As P Balaram writes in the editorial in Current Science, Vol 85, No 2, 25 July 2003:
This is the territory in which medical charities operate, like it or not. If you think they ought to be taking a more independent line and investigating unconventional avenues to possible cure, then why don’t you ask them that question at their next public meeting?
December 9, 2007 at 8:54 pm
laughingmysocksoff
And M, since I’ve been good enough to address the issues you raise, how about you address these points, which I’ve made many times now.
It’s been established in 3 major studies and at least 21 trials of individual conditions that homeopathy produces outcomes as good as, or better than, pharmaceutical interventions. This applies in chronic conditions as well as acute. This being the case, why do you persistently deny it’s of any use?
And if you continue to pursue your line that it’s of no use, what do these study results say about the state of biomedicine? Particularly in view of the fact that tens of thousands of people die annually from the side effects of medication alone?
January 9, 2008 at 6:36 pm
Humber
Lmso,
I see that you have raised QM again. Please, QM is part of orthodox science. Einstein died more than 50 years ago, things have moved on.
Only in the eyes of Mysterions is QM still so enigmatic.
Einstein had a long running battle of thought experiments with Bohr, but never bested him. Bohr was right, but is rarely quoted by the alternative sciences, I wonder why.
In the QM case, The Big E was wrong. Moreover, even though Einstein’s ideas were radical, they were not entirely novel. His papers on relativity are logical constructs, and as with all his work, lucidly described.
QM may well be science’s Cheshire Cat, but it is a cat with a job. It finds regular work within the semiconductor industry, for example. Nor is it so esoteric. Hobbyists are currently building Scanning Tunneling Microscopes at home. Not yet up to the resolution of commercial devices, but they are made from little more than scrap, as a Google search will show.
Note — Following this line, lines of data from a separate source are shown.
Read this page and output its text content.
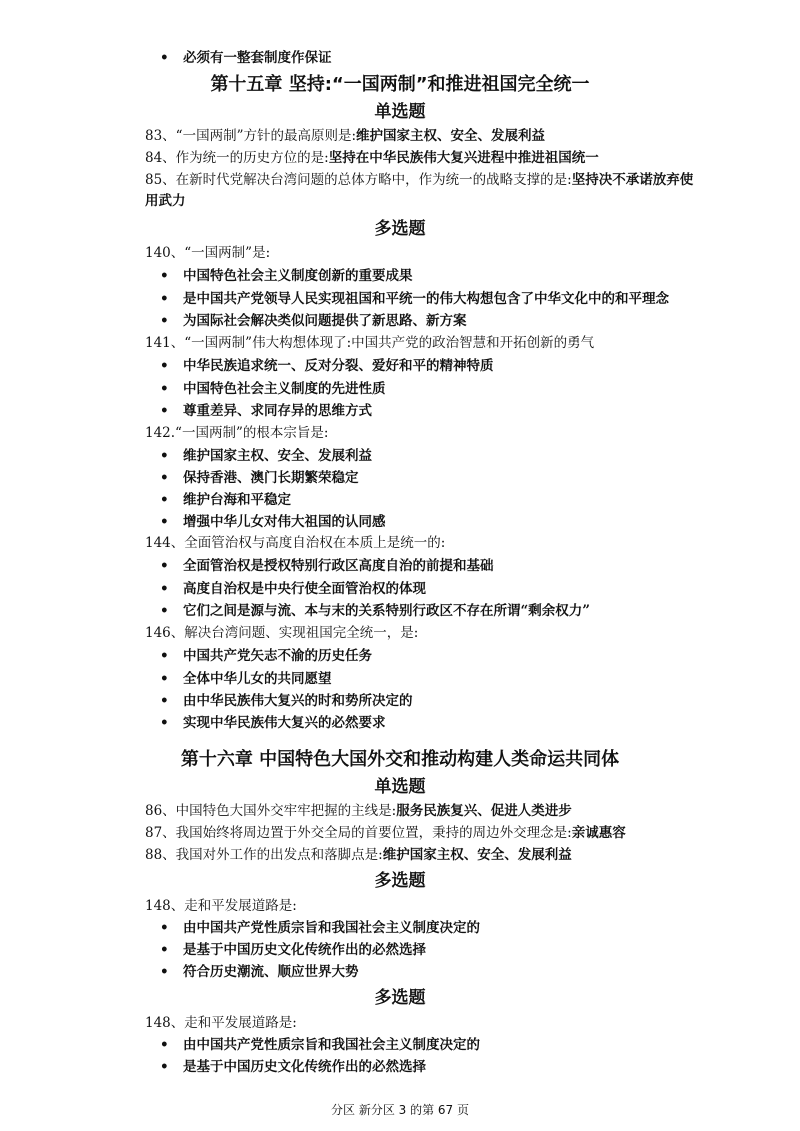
• 必须有一整套制度作保证
第十五章 坚持:“一国两制”和推进祖国完全统一
单选题
83、“一国两制”方针的最高原则是:维护国家主权、安全、发展利益
84、作为统一的历史方位的是:坚持在中华民族伟大复兴进程中推进祖国统一
85、在新时代党解决台湾问题的总体方略中，作为统一的战略支撑的是:坚持决不承诺放弃使
用武力
多选题
140、“一国两制”是:
• 中国特色社会主义制度创新的重要成果
• 是中国共产党领导人民实现祖国和平统一的伟大构想包含了中华文化中的和平理念
• 为国际社会解决类似问题提供了新思路、新方案
141、“一国两制”伟大构想体现了:中国共产党的政治智慧和开拓创新的勇气
• 中华民族追求统一、反对分裂、爱好和平的精神特质
• 中国特色社会主义制度的先进性质
• 尊重差异、求同存异的思维方式
142.“一国两制”的根本宗旨是:
• 维护国家主权、安全、发展利益
• 保持香港、澳门长期繁荣稳定
• 维护台海和平稳定
• 增强中华儿女对伟大祖国的认同感
144、全面管治权与高度自治权在本质上是统一的:
• 全面管治权是授权特别行政区高度自治的前提和基础
• 高度自治权是中央行使全面管治权的体现
• 它们之间是源与流、本与末的关系特别行政区不存在所谓“剩余权力”
146、解决台湾问题、实现祖国完全统一，是:
• 中国共产党矢志不渝的历史任务
• 全体中华儿女的共同愿望
• 由中华民族伟大复兴的时和势所决定的
• 实现中华民族伟大复兴的必然要求
第十六章 中国特色大国外交和推动构建人类命运共同体
单选题
86、中国特色大国外交牢牢把握的主线是:服务民族复兴、促进人类进步
87、我国始终将周边置于外交全局的首要位置，秉持的周边外交理念是:亲诚惠容
88、我国对外工作的出发点和落脚点是:维护国家主权、安全、发展利益
多选题
148、走和平发展道路是:
• 由中国共产党性质宗旨和我国社会主义制度决定的
• 是基于中国历史文化传统作出的必然选择
• 符合历史潮流、顺应世界大势
多选题
148、走和平发展道路是:
• 由中国共产党性质宗旨和我国社会主义制度决定的
• 是基于中国历史文化传统作出的必然选择
分区 新分区 3 的第 67 页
Unless you can show that QM operates at the macroscopic scale, and could plausibly be responsible for the Homeopathic effect, then you are just blowing smoke. There are many more down to Earth matters to address!
January 10, 2008 at 12:01 am
laughingmysocksoff
I think this is probably better explained on this thread.
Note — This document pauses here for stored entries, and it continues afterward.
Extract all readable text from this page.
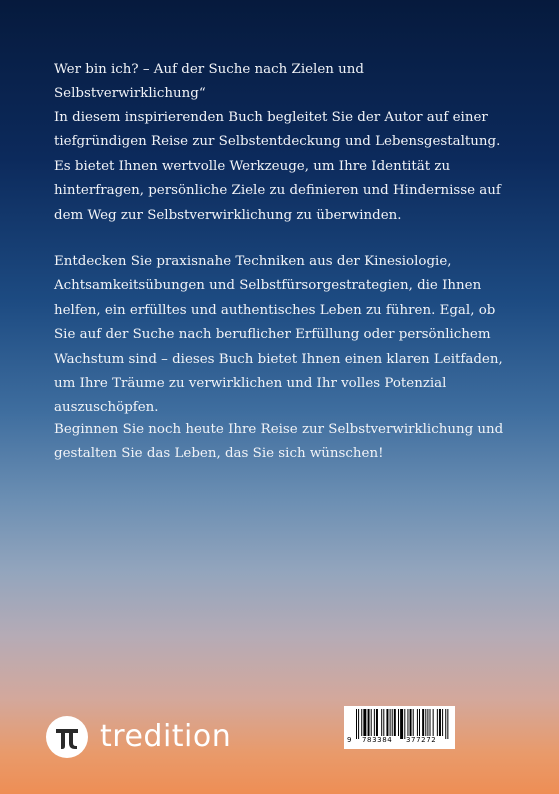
Wer bin ich? – Auf der Suche nach Zielen und Selbstverwirklichung“

In diesem inspirierenden Buch begleitet Sie der Autor auf einer tiefgründigen Reise zur Selbstentdeckung und Lebensgestaltung. Es bietet Ihnen wertvolle Werkzeuge, um Ihre Identität zu hinterfragen, persönliche Ziele zu definieren und Hindernisse auf dem Weg zur Selbstverwirklichung zu überwinden.

Entdecken Sie praxisnahe Techniken aus der Kinesiologie, Achtsamkeitsübungen und Selbstfürsorgestrategien, die Ihnen helfen, ein erfülltes und authentisches Leben zu führen. Egal, ob Sie auf der Suche nach beruflicher Erfüllung oder persönlichem Wachstum sind – dieses Buch bietet Ihnen einen klaren Leitfaden, um Ihre Träume zu verwirklichen und Ihr volles Potenzial auszuschöpfen.

Beginnen Sie noch heute Ihre Reise zur Selbstverwirklichung und gestalten Sie das Leben, das Sie sich wünschen!

tredition	9 783384 377272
There’s observational data to suggest that effects which, at present, seem to be most amenable to explanation by a qualitative interpretation of QM, operate in therapeutic interactions (and possibly many others). These seem to be more obvious in therapies which don’t rely on a high degree of specific effect from a biochemical agent.
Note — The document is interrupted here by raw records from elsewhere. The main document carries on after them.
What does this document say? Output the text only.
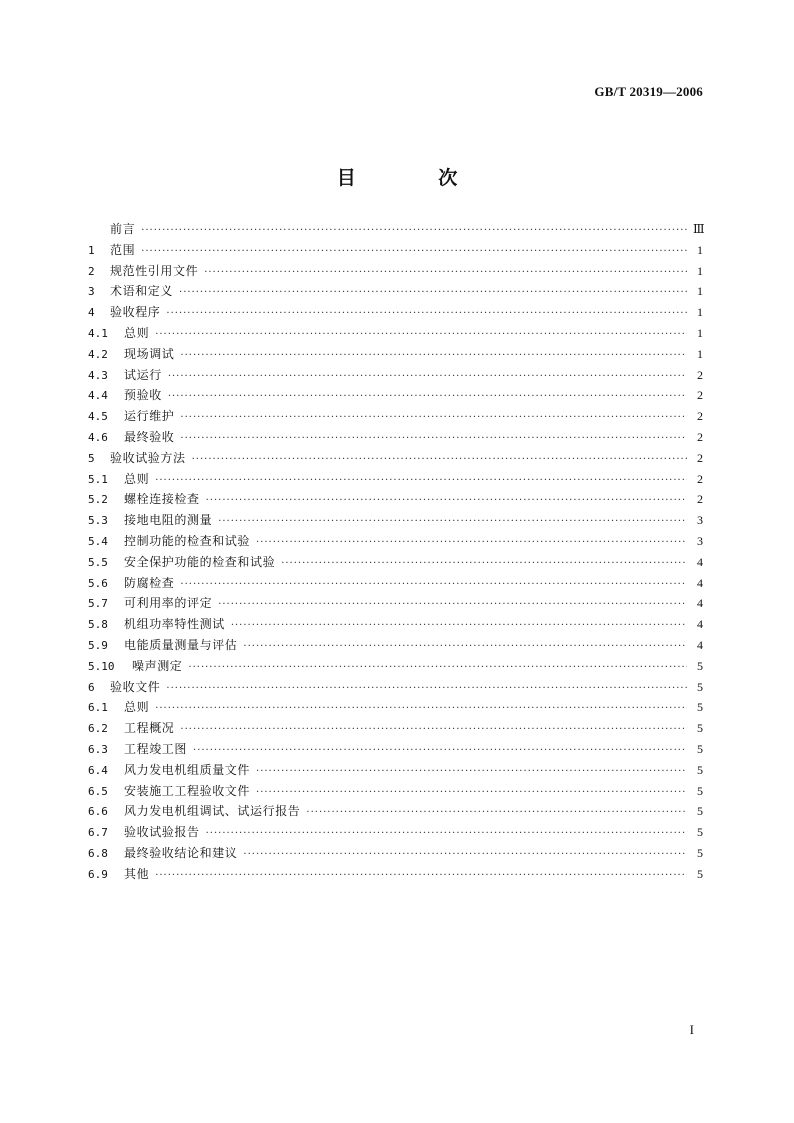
GB/T 20319—2006
目 次
前言 ·····	Ⅲ
1	范围 ·····	1
2	规范性引用文件 ·····	1
3	术语和定义 ·····	1
4	验收程序 ·····	1
4.1	总则 ·····	1
4.2	现场调试 ·····	1
4.3	试运行 ·····	2
4.4	预验收 ·····	2
4.5	运行维护 ·····	2
4.6	最终验收 ·····	2
5	验收试验方法 ·····	2
5.1	总则 ·····	2
5.2	螺栓连接检查 ·····	2
5.3	接地电阻的测量 ·····	3
5.4	控制功能的检查和试验 ·····	3
5.5	安全保护功能的检查和试验 ·····	4
5.6	防腐检查 ·····	4
5.7	可利用率的评定 ·····	4
5.8	机组功率特性测试 ·····	4
5.9	电能质量测量与评估 ·····	4
5.10	噪声测定 ·····	5
6	验收文件 ·····	5
6.1	总则 ·····	5
6.2	工程概况 ·····	5
6.3	工程竣工图 ·····	5
6.4	风力发电机组质量文件 ·····	5
6.5	安装施工工程验收文件 ·····	5
6.6	风力发电机组调试、试运行报告 ·····	5
6.7	验收试验报告 ·····	5
6.8	最终验收结论和建议 ·····	5
6.9	其他 ·····	5
I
The ‘placebo effect’ is presently the trash can into which all non-specific effects of healing are dumped without much thorough investigation ever having been done to clarify exactly what’s going on there, or how many and what type of effects might be operating. With biomedicine’s philosophical and commercial focus on material interventions, the psychosomatic dimensions, although acknowledged, have scarcely begun to be explored. It would appear — to CAM practitioners and researchers at least — that these mechanisms can be harnessed far more effectively than is the case in biomedicine and, in combination with material agents which create far more subtle effects than pharmaceutical interventions (and with considerably less harmful side-effects), produce an effect that is every bit as powerful and efficacious.